CEO 74-66 -- November 25, 1974
APPLICABILITY TO DIRECTOR OF SENATE LEGISLATIVE SERVICES
To: Martha A. Bass, Director, Senate Legislative Services, Tallahassee
Prepared by: Patricia Butler
Prior to passage of the bill enacting part III, Ch. 112, F. S., amended by Ch. 74-177, Laws of Florida, the Florida Legislature deleted a passage naming the Director of Legislative Services and other legislative posts as public officers. By virtue of this specific exclusion and failure to include the director within any definition of "public officer," the Director of Legislative Services is not a public officer. However, since the Florida Senate is a state legislative entity and therefore an "agency" as defined in s. 112.312(1), supra, the director is an employee of an agency who must comply with the applicable standards of conduct set forth in part III, Ch. 112, supra.
1. Is the Director of Senate Legislative Services a public officer within the definition of part III, Ch. 112, F. S., as amended by Ch. 74-177, Laws of Florida, and therefore subject to the disclosure provisions required of public officers?
2. Is the Director of Senate Legislative Services an employee of an agency within the meaning of part III, Ch. 112, supra, and therefore subject to the disclosure provisions as applied to employees of agencies?
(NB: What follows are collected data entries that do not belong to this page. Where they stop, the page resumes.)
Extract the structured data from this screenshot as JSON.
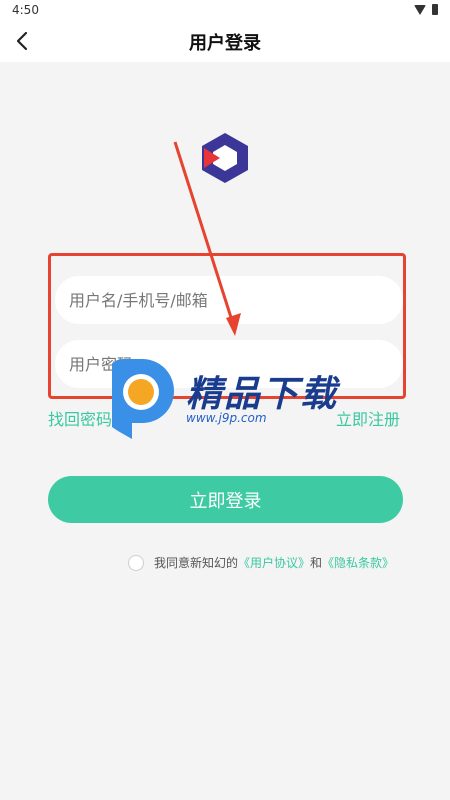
{
  "status_bar": {
    "time": "4:50"
  },
  "header": {
    "title": "用户登录"
  },
  "form": {
    "username_placeholder": "用户名/手机号/邮箱",
    "password_placeholder": "用户密码"
  },
  "links": {
    "forgot": "找回密码",
    "register": "立即注册"
  },
  "login_button": "立即登录",
  "agreement": {
    "prefix": "我同意新知幻的",
    "user_agreement": "《用户协议》",
    "conjunction": "和",
    "privacy": "《隐私条款》"
  },
  "watermark": {
    "text": "精品下载",
    "url": "www.j9p.com"
  },
  "colors": {
    "accent": "#3ecba3",
    "highlight_box": "#e64330",
    "background": "#f4f4f4"
  }
}
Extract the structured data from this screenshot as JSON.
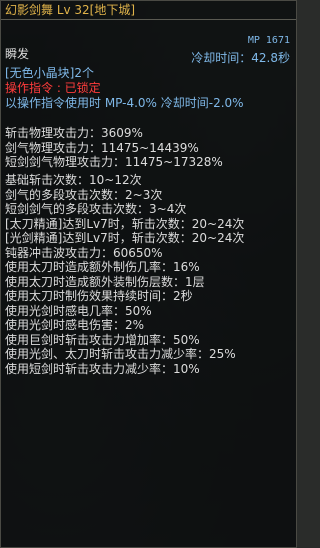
{
  "skill": {
    "title": "幻影剑舞 Lv 32[地下城]",
    "mp": "MP 1671",
    "cooldown": "冷却时间：42.8秒",
    "cast_type": "瞬发",
    "material": "[无色小晶块]2个",
    "command_label": "操作指令 : 已锁定",
    "command_bonus": "以操作指令使用时 MP-4.0% 冷却时间-2.0%"
  },
  "stats": [
    "斩击物理攻击力：3609%",
    "剑气物理攻击力：11475~14439%",
    "短剑剑气物理攻击力：11475~17328%",
    "",
    "基础斩击次数：10~12次",
    "剑气的多段攻击次数：2~3次",
    "短剑剑气的多段攻击次数：3~4次",
    "[太刀精通]达到Lv7时，斩击次数：20~24次",
    "[光剑精通]达到Lv7时，斩击次数：20~24次",
    "钝器冲击波攻击力：60650%",
    "使用太刀时造成额外制伤几率：16%",
    "使用太刀时造成额外装制伤层数：1层",
    "使用太刀时制伤效果持续时间：2秒",
    "使用光剑时感电几率：50%",
    "使用光剑时感电伤害：2%",
    "使用巨剑时斩击攻击力增加率：50%",
    "使用光剑、太刀时斩击攻击力减少率：25%",
    "使用短剑时斩击攻击力减少率：10%"
  ]
}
Question 1 is answered in the negative.
The preliminary bill which led to the adoption of this law explicitly included within the definition of "public officer":
All legislative employees whose pay grade is staff director I or above, the sergeant at arms of the house and senate, the clerk of the house, the secretary of the senate, the executive director of the joint legislative management committee, the director of the house bill drafting service, and the director of the senate legislative services. [See s. 3, CS for HB 3418, s. 112.312(12)(i); emphasis supplied.]
By deleting this section prior to passage of this bill, the Legislature, in our opinion, intended to exclude this position from the definition of the term "public officer" for purposes of this law. This view is further supported by the fact that no other provision within the definition of this term appears to include the Director of Senate Legislative Services.
Therefore, the Director of Senate Legislative Services is not a public officer for purposes of disclosure under part III, Ch. 112, supra.
Question 2 is answered in the affirmative.
The standards of conduct set forth in part III, Ch. 112, supra, apply both to public officers and employees of agencies. As used in this act, "agency" means: "any state . . . governmental entity, whether executive, judicial or legislative . . . ." (Emphasis supplied.) Section 112.312(1), supra. The Florida Senate, being a state legislative entity, is squarely within the meaning of the term "agency." Thus, the Director of Senate Legislative Services, as an employee of an agency, must comply with the standards of conduct set forth in part III, Ch. 112, supra. See CEO 74-14 and CEO 74-45.
The disclosure provisions of s. 112.313(3), F. S., as amended by Ch. 74-177, supra, state in part:
If a public officer or employee of an agency is an officer, director, partner, proprietor, associate or general agent (other than a resident agent solely for service of process) of, or owns a material interest in, any business entity which is granted a privilege to operate, or is doing business with an agency of which he is an officer or employee, he shall file a statement disclosing such facts within forty-five days of becoming an officer or employee or within forty-five (45) days of the acquisition of such position or of such material interest . . . . (Emphasis supplied.)
If applicable, such employees must file CE Form 3, Disclosure of Conflicts of Interest. It should be noted that this form is to be filed only if the person has the type of interest or business conflict described in s. 112.313(3), supra. CE Form 3 is not required to be filed if the response to each question therein would be "none" or "not applicable." See CEO 74-2 and CEO 74-12.